Der 700-D-Dimer-Test ist eine spezielle Laboruntersuchung, die es ermöglicht, den D-Dimer-Spiegel im Blut eines Patienten zu bestimmen. D-Dimere sind Proteinfragmente, die sich bei der Zerstörung frischer Blutgerinnsel bilden, die sich bei Thrombosen oder anderen mit Thrombosen verbundenen Zuständen bilden.

Die Ergebnisse des 700-D-Dimer-Tests können bei der Diagnose verschiedener Krankheiten oder bei der Beurteilung der Wirksamkeit der Behandlung hilfreich sein. Der D-Dimerspiegel kann bei Thrombosen verschiedener Herkunft, entzündlichen Prozessen, Infektionskrankheiten oder Krebserkrankungen erhöht werden.

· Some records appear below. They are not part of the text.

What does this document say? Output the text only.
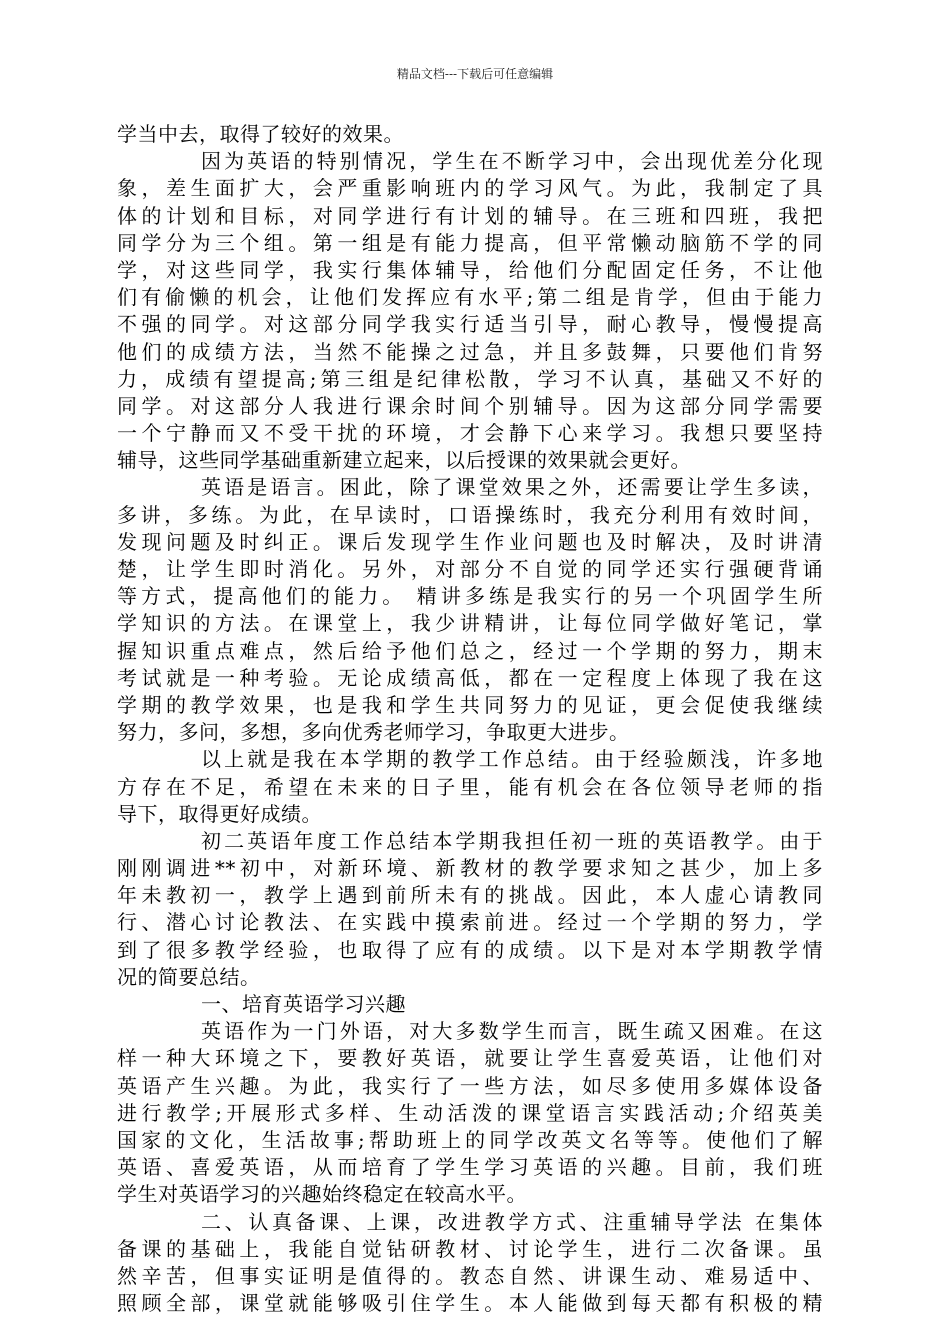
精品文档---下载后可任意编辑
学当中去，取得了较好的效果。
因为英语的特别情况，学生在不断学习中，会出现优差分化现
象，差生面扩大，会严重影响班内的学习风气。为此，我制定了具
体的计划和目标，对同学进行有计划的辅导。在三班和四班，我把
同学分为三个组。第一组是有能力提高，但平常懒动脑筋不学的同
学，对这些同学，我实行集体辅导，给他们分配固定任务，不让他
们有偷懒的机会，让他们发挥应有水平;第二组是肯学，但由于能力
不强的同学。对这部分同学我实行适当引导，耐心教导，慢慢提高
他们的成绩方法，当然不能操之过急，并且多鼓舞，只要他们肯努
力，成绩有望提高;第三组是纪律松散，学习不认真，基础又不好的
同学。对这部分人我进行课余时间个别辅导。因为这部分同学需要
一个宁静而又不受干扰的环境，才会静下心来学习。我想只要坚持
辅导，这些同学基础重新建立起来，以后授课的效果就会更好。
英语是语言。困此，除了课堂效果之外，还需要让学生多读，
多讲，多练。为此，在早读时，口语操练时，我充分利用有效时间，
发现问题及时纠正。课后发现学生作业问题也及时解决，及时讲清
楚，让学生即时消化。另外，对部分不自觉的同学还实行强硬背诵
等方式，提高他们的能力。 精讲多练是我实行的另一个巩固学生所
学知识的方法。在课堂上，我少讲精讲，让每位同学做好笔记，掌
握知识重点难点，然后给予他们总之，经过一个学期的努力，期末
考试就是一种考验。无论成绩高低，都在一定程度上体现了我在这
学期的教学效果，也是我和学生共同努力的见证，更会促使我继续
努力，多问，多想，多向优秀老师学习，争取更大进步。
以上就是我在本学期的教学工作总结。由于经验颇浅，许多地
方存在不足，希望在未来的日子里，能有机会在各位领导老师的指
导下，取得更好成绩。
初二英语年度工作总结本学期我担任初一班的英语教学。由于
刚刚调进**初中，对新环境、新教材的教学要求知之甚少，加上多
年未教初一，教学上遇到前所未有的挑战。因此，本人虚心请教同
行、潜心讨论教法、在实践中摸索前进。经过一个学期的努力，学
到了很多教学经验，也取得了应有的成绩。以下是对本学期教学情
况的简要总结。
一、培育英语学习兴趣
英语作为一门外语，对大多数学生而言，既生疏又困难。在这
样一种大环境之下，要教好英语，就要让学生喜爱英语，让他们对
英语产生兴趣。为此，我实行了一些方法，如尽多使用多媒体设备
进行教学;开展形式多样、生动活泼的课堂语言实践活动;介绍英美
国家的文化，生活故事;帮助班上的同学改英文名等等。使他们了解
英语、喜爱英语，从而培育了学生学习英语的兴趣。目前，我们班
学生对英语学习的兴趣始终稳定在较高水平。
二、认真备课、上课，改进教学方式、注重辅导学法 在集体
备课的基础上，我能自觉钻研教材、讨论学生，进行二次备课。虽
然辛苦，但事实证明是值得的。教态自然、讲课生动、难易适中、
照顾全部，课堂就能够吸引住学生。本人能做到每天都有积极的精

Ein erhöhter D-Dimerspiegel ist jedoch kein spezifischer Indikator für eine bestimmte Krankheit. Es kann auf eine Vielzahl von Faktoren zurückzuführen sein, und nur in Kombination mit anderen klinischen und Labordaten kann es dem Arzt genügend Informationen zur Verfügung stellen, um eine korrekte Diagnose zu stellen und die notwendige Behandlung zu bestimmen.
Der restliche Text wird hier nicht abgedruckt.